If you happen to be in the Portland area, TransActive is a great resource.
posted by blueberry at 7:48 PM on September 6, 2014


Matt Kailey's blog Tranifesto has some good FAQS if you have trans-specific questions. My mom found it helpful when I came out; he has also written a short book for families of trans people if anyone in the family needs help coping. The blog itself was mostly an advice column with really solid advice, and both of you might like to browse the archives.

If you want to take him back to school shopping for non-girl clothes, he might really appreciate that. At that age I wanted someone who would nonjudgementally let me pick out something not from the women's section.
posted by blnkfrnk at 7:48 PM on September 6, 2014 [3 favorites]


TransYouth Family Allies looks like it has some good resources.
posted by xingcat at 8:43 PM on September 6, 2014 [1 favorite]


Your intentions are loving, you have a familial bond with him and you seem completely open to learning how best to help your nephew. That is amazing! Listen to everyone else's advice, but know that even if you say all the wrong things and do all the wrong stuff, you're still doing good.

Play the role of non-judgemental oasis.

I can't overstate how beneficial it is to kids who are going through tough times to spend a week or two in the summer or over winter vacation just visiting with someone who just loves them. He can fill you in on what's going on with him, and he can tell you how he'd like you to adjust your interactions with him but that's secondary.

Let him relax. Listen to him. Show him your daily routine and all of its quirks. Let him have a meltdown and let him apologize. Love him so much that you look forward to next year.

Seriously, for smart, caring adults, the best thing you can do for any kid is a consistent week or two per year until they're 18.
posted by sleepy psychonaut at 9:02 PM on September 6, 2014 [2 favorites]

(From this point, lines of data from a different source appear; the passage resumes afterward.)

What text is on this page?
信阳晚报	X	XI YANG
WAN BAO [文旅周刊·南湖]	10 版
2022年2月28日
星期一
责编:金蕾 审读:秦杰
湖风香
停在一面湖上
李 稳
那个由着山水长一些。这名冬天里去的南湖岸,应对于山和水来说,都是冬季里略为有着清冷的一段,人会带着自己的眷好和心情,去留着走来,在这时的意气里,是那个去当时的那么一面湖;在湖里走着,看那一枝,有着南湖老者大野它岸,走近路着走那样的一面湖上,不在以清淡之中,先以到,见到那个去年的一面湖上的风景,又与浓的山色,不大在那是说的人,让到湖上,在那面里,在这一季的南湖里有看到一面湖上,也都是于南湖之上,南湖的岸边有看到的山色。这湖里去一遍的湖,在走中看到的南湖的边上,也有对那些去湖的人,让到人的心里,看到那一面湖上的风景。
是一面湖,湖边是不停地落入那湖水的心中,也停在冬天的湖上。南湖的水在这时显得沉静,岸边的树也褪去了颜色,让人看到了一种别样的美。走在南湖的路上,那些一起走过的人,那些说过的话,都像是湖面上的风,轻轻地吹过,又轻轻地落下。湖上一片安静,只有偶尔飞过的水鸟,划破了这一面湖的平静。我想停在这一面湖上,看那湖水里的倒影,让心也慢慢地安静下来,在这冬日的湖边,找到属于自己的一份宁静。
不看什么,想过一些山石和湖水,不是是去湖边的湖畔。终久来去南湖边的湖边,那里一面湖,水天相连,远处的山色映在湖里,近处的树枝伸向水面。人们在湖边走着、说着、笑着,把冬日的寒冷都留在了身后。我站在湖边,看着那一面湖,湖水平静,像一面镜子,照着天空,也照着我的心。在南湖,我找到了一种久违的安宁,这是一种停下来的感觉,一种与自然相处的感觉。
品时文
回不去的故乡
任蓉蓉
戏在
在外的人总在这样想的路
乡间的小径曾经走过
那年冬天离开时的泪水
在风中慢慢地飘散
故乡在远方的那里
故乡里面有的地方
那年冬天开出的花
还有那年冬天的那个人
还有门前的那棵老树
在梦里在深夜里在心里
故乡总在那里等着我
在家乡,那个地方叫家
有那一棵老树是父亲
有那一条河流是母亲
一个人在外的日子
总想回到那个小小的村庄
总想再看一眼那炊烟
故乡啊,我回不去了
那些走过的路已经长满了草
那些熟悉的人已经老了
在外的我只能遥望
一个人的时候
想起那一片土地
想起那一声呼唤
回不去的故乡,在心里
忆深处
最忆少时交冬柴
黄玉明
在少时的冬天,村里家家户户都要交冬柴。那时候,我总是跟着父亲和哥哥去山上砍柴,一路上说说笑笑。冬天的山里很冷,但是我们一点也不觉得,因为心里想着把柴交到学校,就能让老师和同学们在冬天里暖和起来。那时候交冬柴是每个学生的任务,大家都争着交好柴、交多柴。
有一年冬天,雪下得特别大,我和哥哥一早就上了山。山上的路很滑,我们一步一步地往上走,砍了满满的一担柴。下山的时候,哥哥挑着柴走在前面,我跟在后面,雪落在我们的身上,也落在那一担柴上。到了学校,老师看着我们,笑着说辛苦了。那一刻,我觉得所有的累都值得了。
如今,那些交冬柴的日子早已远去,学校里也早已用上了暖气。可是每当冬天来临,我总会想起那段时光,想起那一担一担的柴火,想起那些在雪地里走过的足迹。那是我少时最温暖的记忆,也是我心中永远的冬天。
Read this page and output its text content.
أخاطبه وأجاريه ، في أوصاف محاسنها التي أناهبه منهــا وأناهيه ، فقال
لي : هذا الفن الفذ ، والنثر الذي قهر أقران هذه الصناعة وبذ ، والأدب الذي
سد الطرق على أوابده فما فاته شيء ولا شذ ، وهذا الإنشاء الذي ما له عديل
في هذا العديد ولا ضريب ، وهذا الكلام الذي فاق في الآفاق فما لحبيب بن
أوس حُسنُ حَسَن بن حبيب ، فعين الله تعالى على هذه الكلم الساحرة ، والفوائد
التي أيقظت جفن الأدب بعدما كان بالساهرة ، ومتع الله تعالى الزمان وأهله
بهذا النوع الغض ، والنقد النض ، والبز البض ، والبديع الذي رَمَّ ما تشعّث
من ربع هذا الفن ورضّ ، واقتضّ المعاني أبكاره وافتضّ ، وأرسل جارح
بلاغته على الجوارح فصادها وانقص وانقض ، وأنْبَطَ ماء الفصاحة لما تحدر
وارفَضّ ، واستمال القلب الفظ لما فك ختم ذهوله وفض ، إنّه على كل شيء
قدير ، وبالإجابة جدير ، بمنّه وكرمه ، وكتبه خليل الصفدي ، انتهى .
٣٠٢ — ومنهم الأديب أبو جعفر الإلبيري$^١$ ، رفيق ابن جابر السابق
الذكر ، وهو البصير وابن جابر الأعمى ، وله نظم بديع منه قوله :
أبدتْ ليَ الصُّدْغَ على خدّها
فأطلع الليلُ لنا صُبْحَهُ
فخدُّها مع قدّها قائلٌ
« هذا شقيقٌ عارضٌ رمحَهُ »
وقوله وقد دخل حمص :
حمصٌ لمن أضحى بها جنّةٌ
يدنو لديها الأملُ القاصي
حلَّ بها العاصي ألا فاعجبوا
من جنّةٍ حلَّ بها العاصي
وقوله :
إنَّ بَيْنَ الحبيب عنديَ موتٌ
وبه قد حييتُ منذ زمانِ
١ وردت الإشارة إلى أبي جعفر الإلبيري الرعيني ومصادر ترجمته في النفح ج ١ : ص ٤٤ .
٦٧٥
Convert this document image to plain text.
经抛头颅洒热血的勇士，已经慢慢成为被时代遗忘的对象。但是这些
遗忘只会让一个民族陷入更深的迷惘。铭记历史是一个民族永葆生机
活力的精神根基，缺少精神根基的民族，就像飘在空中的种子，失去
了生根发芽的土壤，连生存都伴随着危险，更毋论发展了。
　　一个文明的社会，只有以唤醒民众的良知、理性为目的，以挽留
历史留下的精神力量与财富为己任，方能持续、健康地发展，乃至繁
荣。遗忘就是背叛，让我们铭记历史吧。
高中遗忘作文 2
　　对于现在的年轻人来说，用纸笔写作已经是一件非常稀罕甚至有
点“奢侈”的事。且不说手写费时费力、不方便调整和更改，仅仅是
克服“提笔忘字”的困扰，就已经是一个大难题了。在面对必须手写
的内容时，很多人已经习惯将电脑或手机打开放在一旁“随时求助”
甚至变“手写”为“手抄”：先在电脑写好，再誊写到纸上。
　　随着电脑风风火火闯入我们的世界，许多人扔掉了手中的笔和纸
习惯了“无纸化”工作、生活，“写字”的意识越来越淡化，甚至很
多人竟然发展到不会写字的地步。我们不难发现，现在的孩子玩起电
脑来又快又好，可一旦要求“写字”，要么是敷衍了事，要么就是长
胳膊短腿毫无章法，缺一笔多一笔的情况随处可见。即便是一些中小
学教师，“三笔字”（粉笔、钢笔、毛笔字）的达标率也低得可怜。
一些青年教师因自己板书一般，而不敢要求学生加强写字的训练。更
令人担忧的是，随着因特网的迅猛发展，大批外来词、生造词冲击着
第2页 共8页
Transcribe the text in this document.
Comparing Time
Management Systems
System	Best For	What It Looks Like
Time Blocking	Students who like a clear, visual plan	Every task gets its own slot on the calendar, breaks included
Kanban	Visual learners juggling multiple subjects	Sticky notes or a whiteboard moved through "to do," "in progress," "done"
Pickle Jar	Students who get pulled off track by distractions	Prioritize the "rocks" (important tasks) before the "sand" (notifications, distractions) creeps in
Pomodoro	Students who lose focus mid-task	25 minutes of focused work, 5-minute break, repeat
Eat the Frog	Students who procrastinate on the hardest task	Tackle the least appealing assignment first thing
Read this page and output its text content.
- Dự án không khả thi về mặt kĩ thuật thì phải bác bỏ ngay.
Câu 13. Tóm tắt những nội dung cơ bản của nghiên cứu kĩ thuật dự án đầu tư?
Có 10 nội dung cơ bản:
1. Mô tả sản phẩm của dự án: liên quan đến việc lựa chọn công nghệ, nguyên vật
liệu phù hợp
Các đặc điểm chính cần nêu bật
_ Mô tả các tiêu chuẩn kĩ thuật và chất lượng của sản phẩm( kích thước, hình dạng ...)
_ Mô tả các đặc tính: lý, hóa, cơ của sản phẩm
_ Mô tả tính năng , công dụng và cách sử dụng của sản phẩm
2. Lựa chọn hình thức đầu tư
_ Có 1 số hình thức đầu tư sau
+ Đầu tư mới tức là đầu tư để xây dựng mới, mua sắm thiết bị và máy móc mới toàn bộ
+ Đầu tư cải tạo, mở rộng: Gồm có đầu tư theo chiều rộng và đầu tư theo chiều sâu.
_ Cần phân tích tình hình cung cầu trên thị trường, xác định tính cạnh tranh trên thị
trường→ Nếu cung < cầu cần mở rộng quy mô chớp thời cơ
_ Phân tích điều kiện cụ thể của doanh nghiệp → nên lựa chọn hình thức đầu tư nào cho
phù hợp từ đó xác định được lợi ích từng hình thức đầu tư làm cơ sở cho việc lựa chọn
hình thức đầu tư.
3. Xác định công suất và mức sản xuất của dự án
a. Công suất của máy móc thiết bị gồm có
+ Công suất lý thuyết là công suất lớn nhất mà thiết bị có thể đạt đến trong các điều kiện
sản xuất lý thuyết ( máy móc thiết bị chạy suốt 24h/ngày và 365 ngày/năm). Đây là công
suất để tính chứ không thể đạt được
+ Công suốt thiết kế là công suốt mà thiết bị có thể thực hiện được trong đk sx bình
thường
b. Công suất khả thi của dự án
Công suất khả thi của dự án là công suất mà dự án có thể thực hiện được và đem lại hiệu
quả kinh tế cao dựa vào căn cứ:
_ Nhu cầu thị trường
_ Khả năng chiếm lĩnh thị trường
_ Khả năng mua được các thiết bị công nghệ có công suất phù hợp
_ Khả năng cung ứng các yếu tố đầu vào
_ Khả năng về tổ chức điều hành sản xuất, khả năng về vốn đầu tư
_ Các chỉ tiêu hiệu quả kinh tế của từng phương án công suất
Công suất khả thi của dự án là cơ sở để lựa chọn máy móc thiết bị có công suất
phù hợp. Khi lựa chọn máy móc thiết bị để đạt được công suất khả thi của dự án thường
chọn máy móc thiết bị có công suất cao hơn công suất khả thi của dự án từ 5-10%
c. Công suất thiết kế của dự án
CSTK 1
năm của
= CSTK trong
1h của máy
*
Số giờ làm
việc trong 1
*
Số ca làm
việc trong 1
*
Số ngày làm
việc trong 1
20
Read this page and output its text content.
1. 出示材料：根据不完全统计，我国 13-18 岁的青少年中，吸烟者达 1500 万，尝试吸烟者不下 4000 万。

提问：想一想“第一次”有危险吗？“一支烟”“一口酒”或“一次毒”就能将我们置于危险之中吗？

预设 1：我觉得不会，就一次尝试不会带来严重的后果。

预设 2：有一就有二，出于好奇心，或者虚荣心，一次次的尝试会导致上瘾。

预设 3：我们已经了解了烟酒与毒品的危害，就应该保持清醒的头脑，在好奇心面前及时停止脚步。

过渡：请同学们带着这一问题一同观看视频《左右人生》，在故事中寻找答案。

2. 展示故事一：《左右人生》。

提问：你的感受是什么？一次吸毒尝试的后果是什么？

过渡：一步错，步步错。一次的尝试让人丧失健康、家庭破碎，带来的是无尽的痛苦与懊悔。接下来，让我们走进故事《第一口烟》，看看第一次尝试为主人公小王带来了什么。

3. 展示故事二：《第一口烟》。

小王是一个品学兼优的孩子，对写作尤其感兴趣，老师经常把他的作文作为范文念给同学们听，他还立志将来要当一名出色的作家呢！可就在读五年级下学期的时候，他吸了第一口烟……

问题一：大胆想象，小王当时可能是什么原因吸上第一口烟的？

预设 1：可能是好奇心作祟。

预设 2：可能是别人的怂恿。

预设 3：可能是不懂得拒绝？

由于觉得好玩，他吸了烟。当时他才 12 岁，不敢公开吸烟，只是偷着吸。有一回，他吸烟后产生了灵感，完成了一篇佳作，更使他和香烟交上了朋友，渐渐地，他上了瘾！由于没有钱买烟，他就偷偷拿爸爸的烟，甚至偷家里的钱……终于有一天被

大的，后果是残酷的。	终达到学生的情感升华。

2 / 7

Treat him like a 13 year old nephew. Hang out with him, talk to him about the cool new game that just came out, give him gift cards to fast food joints. Someone can be one thing that does not make them all of that one thing. Treat him as a person and not as a trans teen. He will know that you are in his corner because you are in his corner. Kids aren't dumb.
posted by myselfasme at 9:31 PM on September 6, 2014 [5 favorites]


You don't mention how you know that he's come out—did he come out to you in addition to his mother and best friend, or did one of them tell you? If one of them told you, you may want to have a conversation with them about whether or not it was alright with your nephew for them to tell you/anyone else they may have told and if not, make sure that they leave the coming out to him in the future.

Also, I'd second that taking him shopping for clothes that he feels comfortable in would likely be welcome. Especially if he's not publicly presenting as male yet, it can be scary and awkward to shop for clothes in the men's section alone.

And if you have a close enough relationship with him, just congratulate him on having the courage and self-awareness to come out and ask him what, if anything, you can do. He may not have anything that he needs from you right now, but it'll probably be nice to know that you'll be around if he ever does need something.

I came out as trans when I was a couple of years older than him (15) and could ramble for quite some time about things that family members did an awesome job on and things that I wish they'd done differently. Feel free to memail me if you want.
posted by cheerwine at 11:23 PM on September 6, 2014 [6 favorites]


Oh, and if he's in the US, check out Trans Across America. It's a work in progress, but shaping up to be a great map of resources (support groups, community centers, trans-friendly doctors, etc.) across the country.
posted by cheerwine at 11:26 PM on September 6, 2014


If you are in or near New York City, you should come to the monthly TransParents Project meetings. They are not just for parents -- other family members and friends of trans people are welcome.